When a hearing problem signaled the end of her teaching, Sister looked homeward for new direction, and found it in seventeen years as Executive Housekeeper and Sacristan at Aquinata Hall. From early morning until the close of evening prayer, she circulated with her crew, attacking the incursions of dust and flying ants with a merciless vengeance. “Dutch Cleanser” personified! Of particular joy to her was the care of the chapel and the chaplain’s quarters. Well known was her devotion to the well-being of her friend, Father Thomas Kaufman, OP. It was mutual! His retirement preceded hers, but their friendship grew in faithful correspondence. “My Ellie — my Martha — my Mary,” he wrote of her.

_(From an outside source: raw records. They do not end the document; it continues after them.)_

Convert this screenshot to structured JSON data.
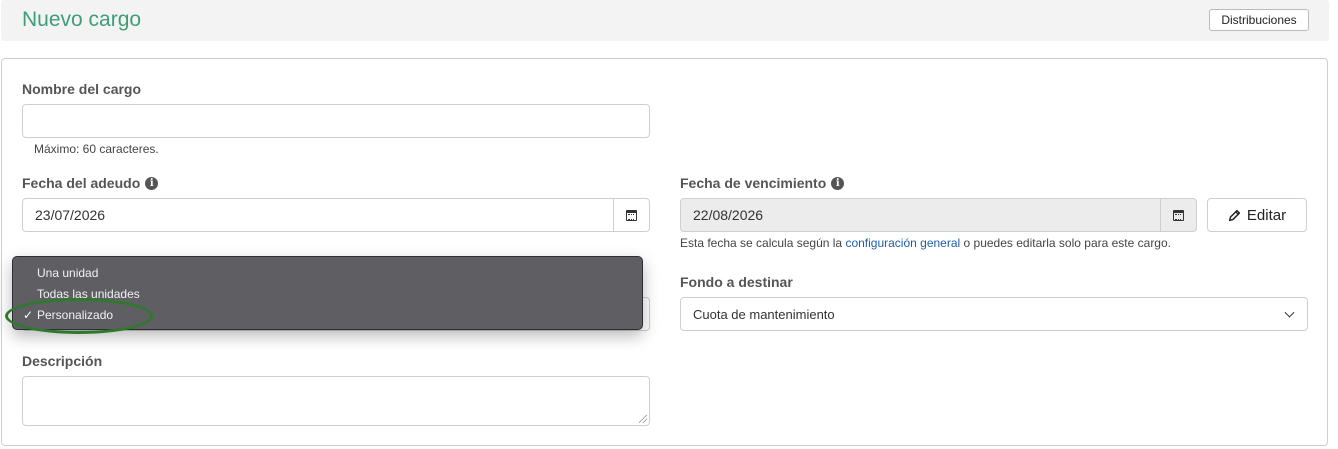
{
  "header": {
    "title": "Nuevo cargo",
    "distribuciones_label": "Distribuciones"
  },
  "form": {
    "nombre": {
      "label": "Nombre del cargo",
      "value": "",
      "help": "Máximo: 60 caracteres."
    },
    "fecha_adeudo": {
      "label": "Fecha del adeudo",
      "value": "23/07/2026"
    },
    "fecha_vencimiento": {
      "label": "Fecha de vencimiento",
      "value": "22/08/2026",
      "help_prefix": "Esta fecha se calcula según la ",
      "help_link": "configuración general",
      "help_suffix": " o puedes editarla solo para este cargo.",
      "edit_label": "Editar"
    },
    "fondo": {
      "label": "Fondo a destinar",
      "value": "Cuota de mantenimiento"
    },
    "descripcion": {
      "label": "Descripción",
      "value": ""
    }
  },
  "dropdown": {
    "options": [
      "Una unidad",
      "Todas las unidades",
      "Personalizado"
    ],
    "selected_index": 2,
    "check_glyph": "✓"
  },
  "colors": {
    "title": "#3f9e78",
    "link": "#1d5fa8",
    "dropdown_bg": "#5f5e63",
    "highlight": "#2d7a2c"
  }
}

In 1992, Sister Eleanore sensed it was time again to refocus her direction. She chose to be more completely “Mary” and retired to Aquinata Hall. In her own earlier words, “…so, I have shared my life and service with both the very young of God’s family and the senior members, and I have learned much from both.”

Sister Eleanore is survived by her sister-in-law Rose VanDyke and her nephew Greg VanDyke of San Juan Capistrano, California, many friends and a loving community.